Bob Greene posted an interesting piece about the impact of instant replay upon our experience of life, using yesterday's Super Bowl to make a larger point about today's media saturated experience. While his historical trajectory from television sports to video-centered weddings is a bit threadbare, Greene nonetheless spins a good yarn.
His article reminds readers of an era before the constant presence of the instant replay, when if you missed the field goal, you missed it. Then in 1963, he says, a CBS sports director used fledgling video tape technology to repeat a touchdown during a televised Army-Navy game. Greene recalls the announcer shouting, "This is not live! Ladies and gentlemen, Army did not score again!"
The article makes a broader point that instant replay helped foster the kinds of technology that dislocate us from reality, transforming time into a mutable prop. For Greene, "there is this nagging feeling that real life has been converted into a series of moments that are no longer expected to be here and gone, but instead are regarded as first run-throughs: performances that will be witnessed repeatedly, on demand." It's no surprise, I should add, that "On Demand" is the wave of our media future.
We live much of our lives as directors, aided especially by now-ubiquitous mobile phone technology. We establish shots, call action, crop excess, and loop meaning. Add the persistent scrutiny of security cameras and, as Greene notes, "you're on stage more constantly than Milton Berle or Lucille Ball ever were in the early days of television." [Of course, I'm even more amazed that readers under 20 may not even recognize those names.]

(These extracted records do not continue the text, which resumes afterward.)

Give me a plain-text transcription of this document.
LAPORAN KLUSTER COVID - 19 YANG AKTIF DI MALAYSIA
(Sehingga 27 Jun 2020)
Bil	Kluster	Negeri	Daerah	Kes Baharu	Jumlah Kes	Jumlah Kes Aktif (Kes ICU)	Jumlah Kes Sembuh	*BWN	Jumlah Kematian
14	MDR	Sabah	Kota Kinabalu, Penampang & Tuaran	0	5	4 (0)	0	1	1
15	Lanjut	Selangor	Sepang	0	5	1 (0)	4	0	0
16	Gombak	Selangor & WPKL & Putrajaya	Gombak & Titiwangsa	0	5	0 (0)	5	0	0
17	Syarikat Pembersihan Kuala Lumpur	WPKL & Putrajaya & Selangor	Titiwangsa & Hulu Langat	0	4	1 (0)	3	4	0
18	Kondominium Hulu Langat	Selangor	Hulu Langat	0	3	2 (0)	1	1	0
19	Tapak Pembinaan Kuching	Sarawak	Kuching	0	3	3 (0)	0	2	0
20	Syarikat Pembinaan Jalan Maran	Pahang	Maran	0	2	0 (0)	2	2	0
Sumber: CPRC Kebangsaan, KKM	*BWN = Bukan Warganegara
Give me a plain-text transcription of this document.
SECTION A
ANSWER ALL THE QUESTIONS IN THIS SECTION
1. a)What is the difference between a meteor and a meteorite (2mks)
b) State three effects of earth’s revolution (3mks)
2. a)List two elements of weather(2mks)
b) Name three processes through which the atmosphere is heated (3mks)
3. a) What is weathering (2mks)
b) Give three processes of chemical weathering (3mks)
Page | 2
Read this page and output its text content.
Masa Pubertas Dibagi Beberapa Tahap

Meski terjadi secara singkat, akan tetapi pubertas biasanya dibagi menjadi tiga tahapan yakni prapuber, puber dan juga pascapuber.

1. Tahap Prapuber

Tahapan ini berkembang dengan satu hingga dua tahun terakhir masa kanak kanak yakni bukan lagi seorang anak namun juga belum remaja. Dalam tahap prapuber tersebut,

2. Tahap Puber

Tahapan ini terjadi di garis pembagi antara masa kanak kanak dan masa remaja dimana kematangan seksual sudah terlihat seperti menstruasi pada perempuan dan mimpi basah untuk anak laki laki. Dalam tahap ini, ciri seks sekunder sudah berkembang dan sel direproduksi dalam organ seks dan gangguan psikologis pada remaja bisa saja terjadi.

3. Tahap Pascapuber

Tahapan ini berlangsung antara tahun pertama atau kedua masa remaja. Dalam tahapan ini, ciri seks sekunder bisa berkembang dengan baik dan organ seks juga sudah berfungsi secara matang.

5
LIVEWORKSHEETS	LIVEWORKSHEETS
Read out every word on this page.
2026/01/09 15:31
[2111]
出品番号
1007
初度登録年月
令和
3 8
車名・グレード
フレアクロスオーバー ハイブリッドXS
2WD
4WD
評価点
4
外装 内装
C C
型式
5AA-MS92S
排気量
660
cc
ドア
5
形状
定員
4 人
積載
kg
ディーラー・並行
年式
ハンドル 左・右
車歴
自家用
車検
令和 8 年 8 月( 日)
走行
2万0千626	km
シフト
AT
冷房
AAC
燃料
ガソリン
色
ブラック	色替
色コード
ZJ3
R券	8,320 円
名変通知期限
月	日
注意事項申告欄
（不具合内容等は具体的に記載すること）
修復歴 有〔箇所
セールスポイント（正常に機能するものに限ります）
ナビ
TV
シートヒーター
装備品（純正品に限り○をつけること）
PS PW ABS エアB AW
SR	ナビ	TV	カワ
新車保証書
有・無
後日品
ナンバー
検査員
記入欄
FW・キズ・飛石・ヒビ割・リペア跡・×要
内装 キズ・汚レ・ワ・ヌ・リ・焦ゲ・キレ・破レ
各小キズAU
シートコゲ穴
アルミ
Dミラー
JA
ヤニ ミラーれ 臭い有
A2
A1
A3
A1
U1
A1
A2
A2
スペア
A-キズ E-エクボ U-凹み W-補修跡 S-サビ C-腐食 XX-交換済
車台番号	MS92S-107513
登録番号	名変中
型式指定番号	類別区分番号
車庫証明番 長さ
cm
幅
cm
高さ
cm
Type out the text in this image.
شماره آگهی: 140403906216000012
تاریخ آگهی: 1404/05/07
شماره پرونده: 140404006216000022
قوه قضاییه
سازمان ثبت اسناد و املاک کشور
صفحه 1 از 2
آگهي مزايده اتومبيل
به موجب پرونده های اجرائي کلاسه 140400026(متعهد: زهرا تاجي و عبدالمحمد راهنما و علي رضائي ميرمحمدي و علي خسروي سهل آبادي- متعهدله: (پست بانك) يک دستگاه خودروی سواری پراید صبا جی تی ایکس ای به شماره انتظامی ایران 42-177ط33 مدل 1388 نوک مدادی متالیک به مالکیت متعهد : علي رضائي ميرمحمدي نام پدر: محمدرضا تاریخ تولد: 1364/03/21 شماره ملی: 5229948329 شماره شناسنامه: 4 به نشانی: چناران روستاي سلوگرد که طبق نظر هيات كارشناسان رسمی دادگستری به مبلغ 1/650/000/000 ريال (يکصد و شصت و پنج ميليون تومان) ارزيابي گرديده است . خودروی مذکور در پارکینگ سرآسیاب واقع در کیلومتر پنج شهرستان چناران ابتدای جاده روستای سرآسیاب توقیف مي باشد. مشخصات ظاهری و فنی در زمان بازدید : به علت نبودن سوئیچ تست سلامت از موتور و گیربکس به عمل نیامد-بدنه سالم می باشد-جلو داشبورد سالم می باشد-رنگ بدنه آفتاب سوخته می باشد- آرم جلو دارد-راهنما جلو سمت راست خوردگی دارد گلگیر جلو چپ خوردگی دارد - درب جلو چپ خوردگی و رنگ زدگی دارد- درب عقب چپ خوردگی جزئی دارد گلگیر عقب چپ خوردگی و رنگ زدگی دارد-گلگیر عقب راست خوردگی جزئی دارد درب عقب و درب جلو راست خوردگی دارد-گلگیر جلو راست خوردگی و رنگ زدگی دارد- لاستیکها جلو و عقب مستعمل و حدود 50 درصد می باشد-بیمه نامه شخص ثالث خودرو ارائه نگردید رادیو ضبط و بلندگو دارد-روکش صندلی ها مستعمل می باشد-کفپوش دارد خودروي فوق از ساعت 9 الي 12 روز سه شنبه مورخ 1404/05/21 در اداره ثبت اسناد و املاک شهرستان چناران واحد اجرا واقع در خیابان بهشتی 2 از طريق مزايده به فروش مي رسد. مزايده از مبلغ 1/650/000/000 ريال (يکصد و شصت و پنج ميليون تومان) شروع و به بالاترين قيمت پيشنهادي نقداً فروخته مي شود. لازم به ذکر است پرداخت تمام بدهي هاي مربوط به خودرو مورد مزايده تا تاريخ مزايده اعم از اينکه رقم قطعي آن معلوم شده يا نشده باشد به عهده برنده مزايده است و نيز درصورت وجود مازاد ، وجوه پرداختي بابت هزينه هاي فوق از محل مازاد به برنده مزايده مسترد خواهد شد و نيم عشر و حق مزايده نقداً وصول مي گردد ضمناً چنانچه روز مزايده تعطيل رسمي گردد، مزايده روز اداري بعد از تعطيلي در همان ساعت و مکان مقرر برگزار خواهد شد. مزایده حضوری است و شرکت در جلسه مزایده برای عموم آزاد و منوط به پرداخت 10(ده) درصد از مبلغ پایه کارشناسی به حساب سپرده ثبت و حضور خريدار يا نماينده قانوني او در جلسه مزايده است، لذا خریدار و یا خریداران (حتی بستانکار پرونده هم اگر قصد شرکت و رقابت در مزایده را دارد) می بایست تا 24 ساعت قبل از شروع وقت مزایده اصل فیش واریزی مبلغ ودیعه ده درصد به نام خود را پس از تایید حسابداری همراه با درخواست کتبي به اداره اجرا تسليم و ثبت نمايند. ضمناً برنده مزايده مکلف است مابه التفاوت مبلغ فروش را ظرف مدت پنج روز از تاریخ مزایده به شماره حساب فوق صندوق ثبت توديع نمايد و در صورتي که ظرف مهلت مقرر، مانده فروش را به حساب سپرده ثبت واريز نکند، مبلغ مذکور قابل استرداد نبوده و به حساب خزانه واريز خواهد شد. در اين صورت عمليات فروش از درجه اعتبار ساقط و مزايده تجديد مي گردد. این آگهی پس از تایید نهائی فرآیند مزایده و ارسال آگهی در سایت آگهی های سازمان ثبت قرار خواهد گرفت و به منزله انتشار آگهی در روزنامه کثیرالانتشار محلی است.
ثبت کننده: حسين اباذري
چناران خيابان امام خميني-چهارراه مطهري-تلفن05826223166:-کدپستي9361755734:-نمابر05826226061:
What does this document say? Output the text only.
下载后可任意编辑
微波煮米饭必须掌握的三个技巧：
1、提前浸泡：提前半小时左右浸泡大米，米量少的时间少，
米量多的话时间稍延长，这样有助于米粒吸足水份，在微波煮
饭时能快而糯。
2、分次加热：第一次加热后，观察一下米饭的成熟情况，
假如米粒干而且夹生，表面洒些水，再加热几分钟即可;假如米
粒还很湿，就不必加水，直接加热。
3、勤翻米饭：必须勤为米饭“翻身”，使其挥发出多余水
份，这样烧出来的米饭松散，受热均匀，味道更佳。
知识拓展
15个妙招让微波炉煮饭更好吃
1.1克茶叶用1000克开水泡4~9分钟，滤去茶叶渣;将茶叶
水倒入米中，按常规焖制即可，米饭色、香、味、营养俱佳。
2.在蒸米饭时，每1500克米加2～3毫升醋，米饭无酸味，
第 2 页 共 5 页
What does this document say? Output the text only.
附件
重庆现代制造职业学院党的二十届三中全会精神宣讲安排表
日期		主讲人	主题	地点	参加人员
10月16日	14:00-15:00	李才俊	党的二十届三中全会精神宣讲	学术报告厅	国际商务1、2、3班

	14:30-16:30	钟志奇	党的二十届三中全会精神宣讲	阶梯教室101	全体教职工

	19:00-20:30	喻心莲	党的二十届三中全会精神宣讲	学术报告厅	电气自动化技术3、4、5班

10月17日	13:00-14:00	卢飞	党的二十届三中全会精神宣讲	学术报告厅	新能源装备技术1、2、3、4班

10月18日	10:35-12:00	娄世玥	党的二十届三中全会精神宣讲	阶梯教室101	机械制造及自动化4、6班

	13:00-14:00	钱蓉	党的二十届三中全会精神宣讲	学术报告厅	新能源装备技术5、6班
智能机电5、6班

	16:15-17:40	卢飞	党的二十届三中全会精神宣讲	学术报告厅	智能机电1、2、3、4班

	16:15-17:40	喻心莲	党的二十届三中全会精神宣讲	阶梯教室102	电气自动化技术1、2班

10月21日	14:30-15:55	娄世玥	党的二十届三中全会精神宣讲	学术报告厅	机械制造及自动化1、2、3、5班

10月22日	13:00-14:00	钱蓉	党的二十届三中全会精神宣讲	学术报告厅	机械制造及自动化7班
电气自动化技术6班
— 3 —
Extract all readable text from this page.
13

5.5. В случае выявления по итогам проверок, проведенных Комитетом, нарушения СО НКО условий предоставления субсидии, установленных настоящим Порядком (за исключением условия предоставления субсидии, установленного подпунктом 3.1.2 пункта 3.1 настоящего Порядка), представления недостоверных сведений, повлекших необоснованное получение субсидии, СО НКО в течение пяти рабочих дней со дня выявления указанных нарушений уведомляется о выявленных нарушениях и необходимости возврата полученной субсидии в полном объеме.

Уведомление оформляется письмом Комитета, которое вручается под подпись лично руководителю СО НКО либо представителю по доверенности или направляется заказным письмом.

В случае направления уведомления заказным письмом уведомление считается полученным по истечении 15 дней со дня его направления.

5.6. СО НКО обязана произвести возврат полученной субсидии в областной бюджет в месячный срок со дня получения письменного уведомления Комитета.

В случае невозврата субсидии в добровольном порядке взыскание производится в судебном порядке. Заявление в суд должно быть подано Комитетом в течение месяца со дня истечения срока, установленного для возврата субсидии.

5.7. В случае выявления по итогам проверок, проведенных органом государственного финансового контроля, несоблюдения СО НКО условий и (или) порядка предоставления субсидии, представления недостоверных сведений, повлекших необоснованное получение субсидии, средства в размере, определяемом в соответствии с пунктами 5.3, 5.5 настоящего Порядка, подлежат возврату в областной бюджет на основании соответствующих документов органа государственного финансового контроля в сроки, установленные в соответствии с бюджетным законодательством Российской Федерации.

Watching yesterday's Super Bowl, amid the dawning awareness that the Saints would deploy gutsy plays to crush an opposing Colts team that had been widely favored to win, I observed much of Greene's argument in action. Lounging in my easy chair with an open laptop on my legs (my feet anchored by a heavy sleeping cat) I fiddled with Facebook, followed some trending news items, and read a few online articles I'd stored from the week. The Super Bowl was just another piece of stimulus.
The game was on - vivid on my flatscreen and pumping through the speakers - but I watched with little intensity. Heck, with the amount of times I used DVR to rewatch an interesting commercial, I often sought the reassurance of my clicker's "Live" button to confirm my in-sync status with the world. And even then, the experience was remote.
Bob Greene is right. The control we get from these devices, the on-demand reality they convey, is fleeting at best.